Data preparation¶
First go to a working dirtory:
cd ~/Desktop/SSUsearch
Make a directory for data:
mkdir -p ./data
Change directory into ./data:
cd ./data
Download database files¶
Download the database files we need:
curl -O https://s3.amazonaws.com/ssusearchdb/SSUsearch_db.tgz
Unzip the file:
tar -xzvf SSUsearch_db.tgz
Output should look like the following:
x SSUsearch_db/
x SSUsearch_db/Gene_db.silva_108_rep_set.fasta
x SSUsearch_db/Gene_tax.silva_taxa_family.tax
x SSUsearch_db/Gene_model_org.16s_ecoli_J01695.fasta
x SSUsearch_db/Gene_db_cc.greengene_97_otus.fasta
x SSUsearch_db/Gene_tax_cc.greengene_97_otus.tax
x SSUsearch_db/Copy_db.copyrighter.txt
x SSUsearch_db/Ali_template.silva_ssu.fasta
x SSUsearch_db/readme
x SSUsearch_db/Ali_template.silva_lsu.fasta
x SSUsearch_db/Ali_template.test.fasta
x SSUsearch_db/Ali_template.test_lsu.fasta
x SSUsearch_db/Gene_db.lsu_silva_rep.fasta
x SSUsearch_db/Gene_db.ssu_rdp_rep.fasta
x SSUsearch_db/Gene_tax.lsu_silva_rep.tax
x SSUsearch_db/Gene_tax.ssu_rdp_rep.tax
x SSUsearch_db/Hmm.lsu.hmm
x SSUsearch_db/clean.sh
x SSUsearch_db/Hmm.ssu.hmm
download a small test dataset¶
ATT: for real (larger) dataset, make sure there is enough disk space.
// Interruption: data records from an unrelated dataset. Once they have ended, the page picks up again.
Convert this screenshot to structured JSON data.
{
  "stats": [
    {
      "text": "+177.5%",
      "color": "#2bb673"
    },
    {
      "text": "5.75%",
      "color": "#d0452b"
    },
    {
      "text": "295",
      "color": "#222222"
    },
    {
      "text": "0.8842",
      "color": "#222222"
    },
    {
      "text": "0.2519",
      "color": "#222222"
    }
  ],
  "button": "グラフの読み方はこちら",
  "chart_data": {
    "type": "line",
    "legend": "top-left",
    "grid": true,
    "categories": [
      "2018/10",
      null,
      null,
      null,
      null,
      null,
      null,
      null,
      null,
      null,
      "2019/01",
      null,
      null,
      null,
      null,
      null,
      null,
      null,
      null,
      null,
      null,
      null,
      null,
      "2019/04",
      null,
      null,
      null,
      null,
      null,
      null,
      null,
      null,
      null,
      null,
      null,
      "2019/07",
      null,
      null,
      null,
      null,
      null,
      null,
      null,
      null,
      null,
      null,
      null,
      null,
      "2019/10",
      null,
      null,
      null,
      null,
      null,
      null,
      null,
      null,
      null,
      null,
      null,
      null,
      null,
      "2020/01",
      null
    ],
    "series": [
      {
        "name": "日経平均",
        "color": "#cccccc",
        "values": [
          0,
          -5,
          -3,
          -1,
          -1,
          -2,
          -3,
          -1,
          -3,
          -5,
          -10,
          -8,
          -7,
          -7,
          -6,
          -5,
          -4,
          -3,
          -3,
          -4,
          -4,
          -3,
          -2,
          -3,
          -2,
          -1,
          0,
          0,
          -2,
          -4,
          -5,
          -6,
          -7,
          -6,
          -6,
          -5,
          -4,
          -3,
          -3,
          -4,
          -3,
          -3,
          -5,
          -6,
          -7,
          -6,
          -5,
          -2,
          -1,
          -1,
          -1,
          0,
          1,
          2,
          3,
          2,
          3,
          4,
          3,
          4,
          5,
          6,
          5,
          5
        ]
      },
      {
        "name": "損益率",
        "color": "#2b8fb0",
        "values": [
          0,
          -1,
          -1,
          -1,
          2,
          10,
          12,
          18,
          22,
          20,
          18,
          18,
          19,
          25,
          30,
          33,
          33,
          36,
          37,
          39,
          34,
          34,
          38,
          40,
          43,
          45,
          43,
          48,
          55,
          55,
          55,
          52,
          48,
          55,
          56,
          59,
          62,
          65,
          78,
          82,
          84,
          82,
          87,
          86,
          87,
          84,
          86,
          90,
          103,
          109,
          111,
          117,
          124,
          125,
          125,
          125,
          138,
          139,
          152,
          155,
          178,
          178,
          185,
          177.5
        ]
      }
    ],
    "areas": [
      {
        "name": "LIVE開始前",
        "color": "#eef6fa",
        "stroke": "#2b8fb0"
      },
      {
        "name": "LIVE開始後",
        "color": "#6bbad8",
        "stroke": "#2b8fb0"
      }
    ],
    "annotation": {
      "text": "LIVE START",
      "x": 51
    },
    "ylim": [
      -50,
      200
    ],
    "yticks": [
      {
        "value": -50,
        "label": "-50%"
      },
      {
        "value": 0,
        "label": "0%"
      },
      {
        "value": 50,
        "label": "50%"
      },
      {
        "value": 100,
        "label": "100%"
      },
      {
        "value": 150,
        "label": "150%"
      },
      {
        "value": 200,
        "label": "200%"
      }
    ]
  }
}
Download a directory of files:
wget https://s3.amazonaws.com/ssusearchdb/test.tgz
tar -xzvf test.tgz
ls test/data/
This tutorial assumes that you ready finished quality trimming, and also paired end merge, if you paired end reads overlap.
For quality trimming, we recommend trimmomatic written in java, or fastq-mcf written in C.